I don't have an issue with handling the exception in this case, and hopefully when someone is up to the task of dealing with the range of edge cases throughout this loop implementation, hopefully they can get the ordering of waits right.
msg376108 - (view) Author: Ben Darnell (Ben.Darnell) * Date: 2020-08-30 14:40
I've posted a pull request with a test and fix: https://github.com/python/cpython/pull/22017. It's a more targeted fix than cmeyer's PR (which I didn't even notice until now due to unfamiliarity with the BPO UI)
msg376166 - (view) Author: Yury Selivanov (yselivanov) * (Python committer) Date: 2020-08-31 19:58
New changeset ea5a6363c3f8cc90b7c0cc573922b10f296073b6 by Ben Darnell in branch 'master':
bpo-39010: Fix errors logged on proactor loop restart (#22017)
https://github.com/python/cpython/commit/ea5a6363c3f8cc90b7c0cc573922b10f296073b6
msg376173 - (view) Author: Steve Dower (steve.dower) * (Python committer) Date: 2020-08-31 23:13
Thanks, Ben!
msg376212 - (view) Author: David Bolen (db3l) * Date: 2020-09-01 21:32
I've been seeing failures on the Win10 buildbot 3.x branch that seem to correlate with the timing of this change - could there be some further work needed on Windows?  Or, if it's a test-only artifact and the warnings are innocuous, something to ignore the output during the tests?

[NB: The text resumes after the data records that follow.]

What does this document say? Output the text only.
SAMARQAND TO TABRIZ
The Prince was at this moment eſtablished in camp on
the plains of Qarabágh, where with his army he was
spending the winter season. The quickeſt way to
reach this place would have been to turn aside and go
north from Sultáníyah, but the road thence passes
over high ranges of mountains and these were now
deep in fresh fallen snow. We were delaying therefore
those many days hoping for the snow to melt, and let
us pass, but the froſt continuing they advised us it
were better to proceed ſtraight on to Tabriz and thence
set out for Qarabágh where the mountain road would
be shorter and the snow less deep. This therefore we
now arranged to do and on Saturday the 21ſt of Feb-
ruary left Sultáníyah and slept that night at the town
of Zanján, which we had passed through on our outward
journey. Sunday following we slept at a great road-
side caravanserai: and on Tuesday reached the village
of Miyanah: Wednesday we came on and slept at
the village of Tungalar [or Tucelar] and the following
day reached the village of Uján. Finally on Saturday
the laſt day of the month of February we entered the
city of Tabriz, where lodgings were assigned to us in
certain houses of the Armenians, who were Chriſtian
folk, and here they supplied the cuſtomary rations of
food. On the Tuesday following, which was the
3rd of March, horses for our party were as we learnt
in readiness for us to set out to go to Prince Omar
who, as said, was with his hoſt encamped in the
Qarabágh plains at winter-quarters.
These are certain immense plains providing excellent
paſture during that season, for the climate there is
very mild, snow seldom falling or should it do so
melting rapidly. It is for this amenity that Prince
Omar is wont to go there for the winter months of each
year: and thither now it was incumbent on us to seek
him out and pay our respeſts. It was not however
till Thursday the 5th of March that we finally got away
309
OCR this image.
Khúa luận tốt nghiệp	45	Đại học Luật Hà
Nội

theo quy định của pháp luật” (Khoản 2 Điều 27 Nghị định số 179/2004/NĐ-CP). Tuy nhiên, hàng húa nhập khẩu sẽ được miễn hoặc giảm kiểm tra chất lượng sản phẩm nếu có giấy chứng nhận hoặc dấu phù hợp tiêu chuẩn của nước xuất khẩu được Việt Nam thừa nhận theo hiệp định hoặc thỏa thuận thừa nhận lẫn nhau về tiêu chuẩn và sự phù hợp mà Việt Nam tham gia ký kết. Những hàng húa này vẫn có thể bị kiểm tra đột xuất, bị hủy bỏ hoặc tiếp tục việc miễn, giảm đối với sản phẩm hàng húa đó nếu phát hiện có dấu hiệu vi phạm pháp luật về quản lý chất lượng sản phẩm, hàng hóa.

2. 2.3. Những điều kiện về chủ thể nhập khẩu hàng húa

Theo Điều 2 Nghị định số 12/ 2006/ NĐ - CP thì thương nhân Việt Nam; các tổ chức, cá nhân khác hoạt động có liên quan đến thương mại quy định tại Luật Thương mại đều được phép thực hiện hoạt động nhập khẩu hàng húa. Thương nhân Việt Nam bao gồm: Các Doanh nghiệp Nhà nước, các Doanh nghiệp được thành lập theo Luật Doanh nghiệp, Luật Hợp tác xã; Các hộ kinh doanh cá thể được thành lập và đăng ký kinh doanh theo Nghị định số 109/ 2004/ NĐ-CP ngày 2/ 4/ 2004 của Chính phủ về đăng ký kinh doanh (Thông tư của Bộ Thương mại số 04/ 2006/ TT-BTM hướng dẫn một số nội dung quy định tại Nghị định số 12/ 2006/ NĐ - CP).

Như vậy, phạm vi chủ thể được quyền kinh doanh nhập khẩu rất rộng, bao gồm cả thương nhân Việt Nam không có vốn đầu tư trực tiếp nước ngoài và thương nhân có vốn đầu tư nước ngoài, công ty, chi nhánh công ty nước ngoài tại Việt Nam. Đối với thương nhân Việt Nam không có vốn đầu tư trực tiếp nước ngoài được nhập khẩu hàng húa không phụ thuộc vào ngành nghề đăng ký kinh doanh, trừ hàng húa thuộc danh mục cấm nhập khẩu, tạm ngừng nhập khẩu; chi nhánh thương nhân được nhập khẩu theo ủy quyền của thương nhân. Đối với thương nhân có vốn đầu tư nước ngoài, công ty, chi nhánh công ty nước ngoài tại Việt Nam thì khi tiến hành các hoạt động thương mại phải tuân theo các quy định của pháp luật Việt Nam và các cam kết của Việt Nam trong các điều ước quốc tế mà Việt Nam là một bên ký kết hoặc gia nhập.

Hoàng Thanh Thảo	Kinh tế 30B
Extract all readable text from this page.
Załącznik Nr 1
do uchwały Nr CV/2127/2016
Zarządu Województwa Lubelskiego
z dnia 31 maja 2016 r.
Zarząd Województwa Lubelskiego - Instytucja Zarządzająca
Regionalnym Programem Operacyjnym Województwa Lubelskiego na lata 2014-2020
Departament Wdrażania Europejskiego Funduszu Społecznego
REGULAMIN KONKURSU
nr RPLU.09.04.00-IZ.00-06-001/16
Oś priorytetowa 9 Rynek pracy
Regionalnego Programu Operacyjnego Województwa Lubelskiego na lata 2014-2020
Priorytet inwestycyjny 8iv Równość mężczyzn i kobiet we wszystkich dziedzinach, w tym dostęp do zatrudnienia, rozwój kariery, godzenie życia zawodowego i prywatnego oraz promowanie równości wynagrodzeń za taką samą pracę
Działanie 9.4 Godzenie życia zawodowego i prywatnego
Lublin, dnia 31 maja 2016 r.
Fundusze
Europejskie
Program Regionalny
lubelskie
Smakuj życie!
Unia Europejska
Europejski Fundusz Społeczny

Specifically, the following warnings occur during test_asyncio:
   Warning -- threading_cleanup() failed to cleanup 1 threads (count: 1, dangling: 2)
   Warning -- Dangling thread: <_MainThread(MainThread, started 5220)>

See https://buildbot.python.org/all/#/builders/146/builds/23 for the first failing build.
msg376213 - (view) Author: Ben Darnell (Ben.Darnell) * Date: 2020-09-02 02:02
I can confirm that those warnings appear to be coming from the test I added here. I'm not sure how to interpret them, though - what does it mean for the main thread to be dangling?
msg376215 - (view) Author: David Bolen (db3l) * Date: 2020-09-02 03:41
I'm guessing the warning appears odd as we're seeing a thread shutdown data race.  The message is produced by threading_cleanup in support/threading_helper.py, and it appears that between the first and second lines one of the initially dangling threads goes away, so the only one left to be enumerated is the main thread, at which point the function is simply listing all threads currently alive.  But by that point it's just the main thread remaining.

I notice in the test that you have a comment about needing to wait for f to complete or you get a warning about thread not shutting down cleanly.  Was that a similar warning?  The run_until_complete(f) line seems to have no effect on the buildbot.

If I added a small sleep at the end of the test the warnings go away on the buildbot.  The buildbot is a fairly fast machine, so perhaps the test just needs to wait somehow for the event loop to fully shut down or something.

The most direct cause of the warnings seems to be the self.loop.close() call - if I just comment that out the test runs warning-free without any extra delay needed.

I don't know much about asyncio tests, but it would appear the close call in the test defeats some of the logic in the close_loop teardown code that runs under TestCase (in utils.py), which under Windows is just a call to run_until_complete(loop.shutdown_default_executor()).  If I add that same call to the test prior to the close it also passes cleanly.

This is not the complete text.